Review of Cabrini

Cabrini (2024)
6/10
Often pedestrian tell, but Dell'Anna makes it quite worthwhile.
20 March 2024
There is no doubt that the story of Mother Francis Xavier Cabrini is fascinating, and absolutely worthy of being remembered and told. I do wish it had been told more compellingly than in CABRINI, as by-the-book as a historical biography could be.

Cabrini was a nun, running an orphanage in Lombard, Italy near the end of the 19th century. But she aspired to lead a mission in China, with the goal of bringing hospitals, schools and (of course) Catholicism to those people, and then spreading her mission from there. Pope Leo XIII had different ideas and sent her to the US (NYC in particular) to help downtrodden Italian immigrants there. Cabrini and a handful of sisters travelled there, and managed to establish a truly impressive mission that eventually spread throughout the world. The movie primarily hones in on the time when Cabrini arrives in America and overcame the rather daunting obstacles that faced her in establishing a school/orphanage and then a hospital. The rest of her life is only summarized briefly in text before the closing credits. She faces predictable obstacles: no one wants to spend resources on those awful Italians. The mayor is utterly unsympathetic and the local archbishop, while clearly feeling the pull of the feelings that my first have drawn him to the priesthood, is still guided by his desire to keep his church prosperous by maintaining his relationships with local officials. But our title character uses determination, smarts and some well-placed deceptions to "do what is right." In particular, she gets the press on her side.
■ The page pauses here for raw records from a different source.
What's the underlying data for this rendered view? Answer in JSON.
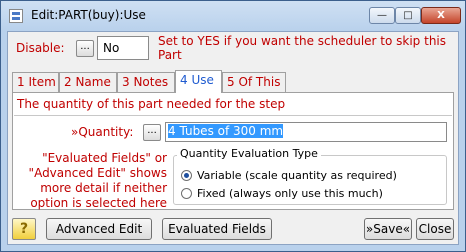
{
  "window": {
    "title": "Edit:PART(buy):Use",
    "min_symbol": "—",
    "max_symbol": "□",
    "close_symbol": "X"
  },
  "disable": {
    "label": "Disable:",
    "button_label": "...",
    "value": "No",
    "hint": "Set to YES if you want the scheduler to skip this Part"
  },
  "tabs": [
    {
      "label": "1 Item"
    },
    {
      "label": "2 Name"
    },
    {
      "label": "3 Notes"
    },
    {
      "label": "4 Use"
    },
    {
      "label": "5 Of This"
    }
  ],
  "active_tab": "4 Use",
  "use_panel": {
    "description": "The quantity of this part needed for the step",
    "quantity_label": "»Quantity:",
    "quantity_button": "...",
    "quantity_value": "4 Tubes of 300 mm",
    "side_note": "\"Evaluated Fields\" or \"Advanced Edit\" shows more detail if neither option is selected here",
    "group_title": "Quantity Evaluation Type",
    "options": [
      {
        "label": "Variable (scale quantity as required)",
        "checked": true
      },
      {
        "label": "Fixed (always only use this much)",
        "checked": false
      }
    ]
  },
  "buttons": {
    "help": "?",
    "advanced_edit": "Advanced Edit",
    "evaluated_fields": "Evaluated Fields",
    "save": "»Save«",
    "close": "Close"
  },
  "colors": {
    "label_red": "#c00000",
    "active_tab_blue": "#1f5bd0",
    "selection": "#3399ff"
  }
}
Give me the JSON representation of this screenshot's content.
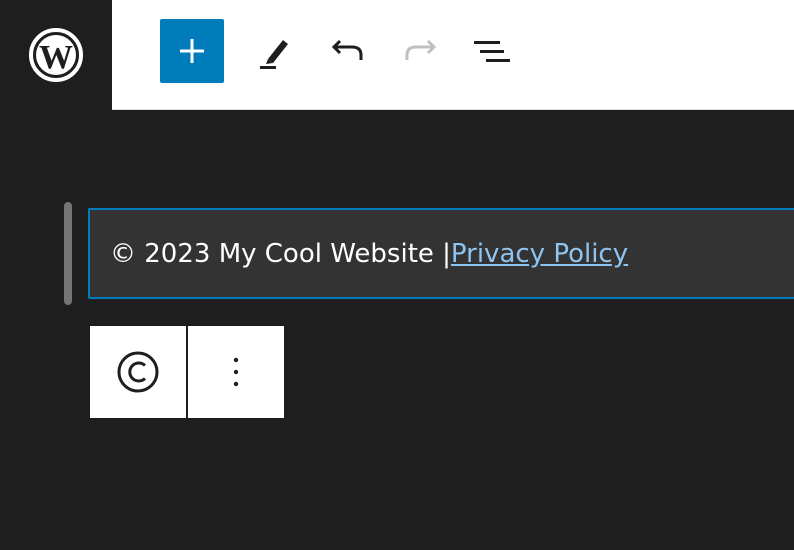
{
  "header": {
    "logo_icon": "wordpress-logo-icon",
    "toolbar": {
      "add_icon": "plus-icon",
      "edit_icon": "pencil-icon",
      "undo_icon": "undo-icon",
      "redo_icon": "redo-icon",
      "outline_icon": "list-view-icon",
      "accent_color": "#007cba"
    }
  },
  "canvas": {
    "footer": {
      "text": "© 2023 My Cool Website | ",
      "link_text": "Privacy Policy"
    },
    "block_toolbar": {
      "block_icon": "copyright-icon",
      "options_icon": "more-vertical-icon",
      "block_icon_glyph": "©",
      "options_glyph": "⋮"
    }
  }
}
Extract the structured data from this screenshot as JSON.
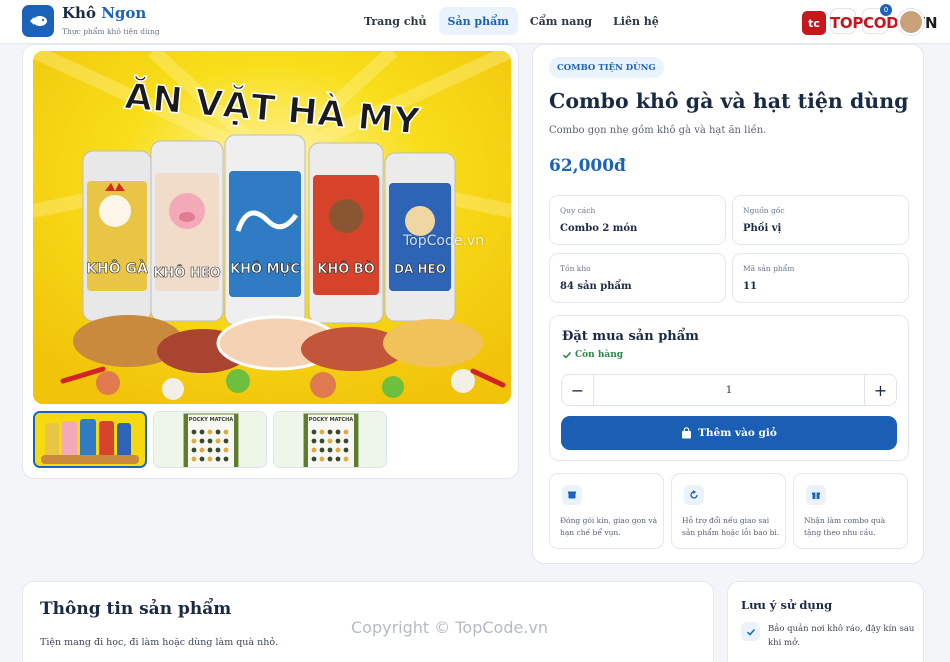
{
  "header": {
    "brand_main": "Khô",
    "brand_accent": "Ngon",
    "tagline": "Thực phẩm khô tiện dùng",
    "nav": [
      "Trang chủ",
      "Sản phẩm",
      "Cẩm nang",
      "Liên hệ"
    ],
    "active_nav": "Sản phẩm",
    "cart_count": "0",
    "topcode_logo": {
      "mark": "tc",
      "brand_red": "TOPCODE",
      "brand_dark": ".VN"
    }
  },
  "gallery": {
    "banner_text": "ĂN VẶT HÀ MY",
    "jar_labels": [
      "KHÔ GÀ",
      "KHÔ HEO",
      "KHÔ MỰC",
      "KHÔ BÒ",
      "DA HEO"
    ],
    "thumbnails": [
      {
        "name": "thumb-combo",
        "active": true
      },
      {
        "name": "thumb-pocky-1",
        "caption": "POCKY MATCHA",
        "active": false
      },
      {
        "name": "thumb-pocky-2",
        "caption": "POCKY MATCHA",
        "active": false
      }
    ]
  },
  "product": {
    "badge": "COMBO TIỆN DÙNG",
    "title": "Combo khô gà và hạt tiện dùng",
    "description": "Combo gọn nhẹ gồm khô gà và hạt ăn liền.",
    "price": "62,000đ",
    "specs": [
      {
        "label": "Quy cách",
        "value": "Combo 2 món"
      },
      {
        "label": "Nguồn gốc",
        "value": "Phối vị"
      },
      {
        "label": "Tồn kho",
        "value": "84 sản phẩm"
      },
      {
        "label": "Mã sản phẩm",
        "value": "11"
      }
    ]
  },
  "order": {
    "title": "Đặt mua sản phẩm",
    "stock_status": "Còn hàng",
    "quantity": "1",
    "add_to_cart": "Thêm vào giỏ"
  },
  "features": [
    {
      "icon": "box-icon",
      "text": "Đóng gói kín, giao gọn và hạn chế bể vụn."
    },
    {
      "icon": "refresh-icon",
      "text": "Hỗ trợ đổi nếu giao sai sản phẩm hoặc lỗi bao bì."
    },
    {
      "icon": "gift-icon",
      "text": "Nhận làm combo quà tặng theo nhu cầu."
    }
  ],
  "product_info": {
    "title": "Thông tin sản phẩm",
    "text": "Tiện mang đi học, đi làm hoặc dùng làm quà nhỏ."
  },
  "notes": {
    "title": "Lưu ý sử dụng",
    "items": [
      "Bảo quản nơi khô ráo, đậy kín sau khi mở."
    ]
  },
  "watermarks": {
    "image": "TopCode.vn",
    "page": "Copyright © TopCode.vn"
  },
  "colors": {
    "primary": "#1a63b8",
    "stock_green": "#2b8a48",
    "banner_yellow": "#f6d90f",
    "topcode_red": "#c8161d"
  }
}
It's all interesting stuff, and certainly it's easy to feel outrage at the treatment of the immigrants living in squalor in Five Points. But the archbishop (David Morse) and mayor (John Lithgow), among others, are such cardboard villains, the movie just becomes less and less subtle. (And to a large degree, the good guys are pretty cardboard too...the prostitute with the heart of gold, the children who admire Mother Cabrini so much, the kindly doctor, etc. Etc.). Most nuance is missing here.

Thank goodness, though, for the subtle performance of Cristiana Dell'Anna in the title role. I've never heard of this Italian actress. She's a fairly mesmerizing presence. Cabrini dealt with serious health issues and thus was slight and a bit frail. Yet she had a will of steel, driven by her faith and her own ambition. Dell'Anna conveys all of this with seemingly little effort; she really inhabits this role and her performance elevates this otherwise pedestrian film.

And thank goodness she is so good. This IS a story worth telling (and one I didn't know at all); Dell'Anna makes it worthwhile. So while I wish more elements were handled with more finesse (and I wish the CGI was not so bargain-basement), I can still comfortably recommend the film.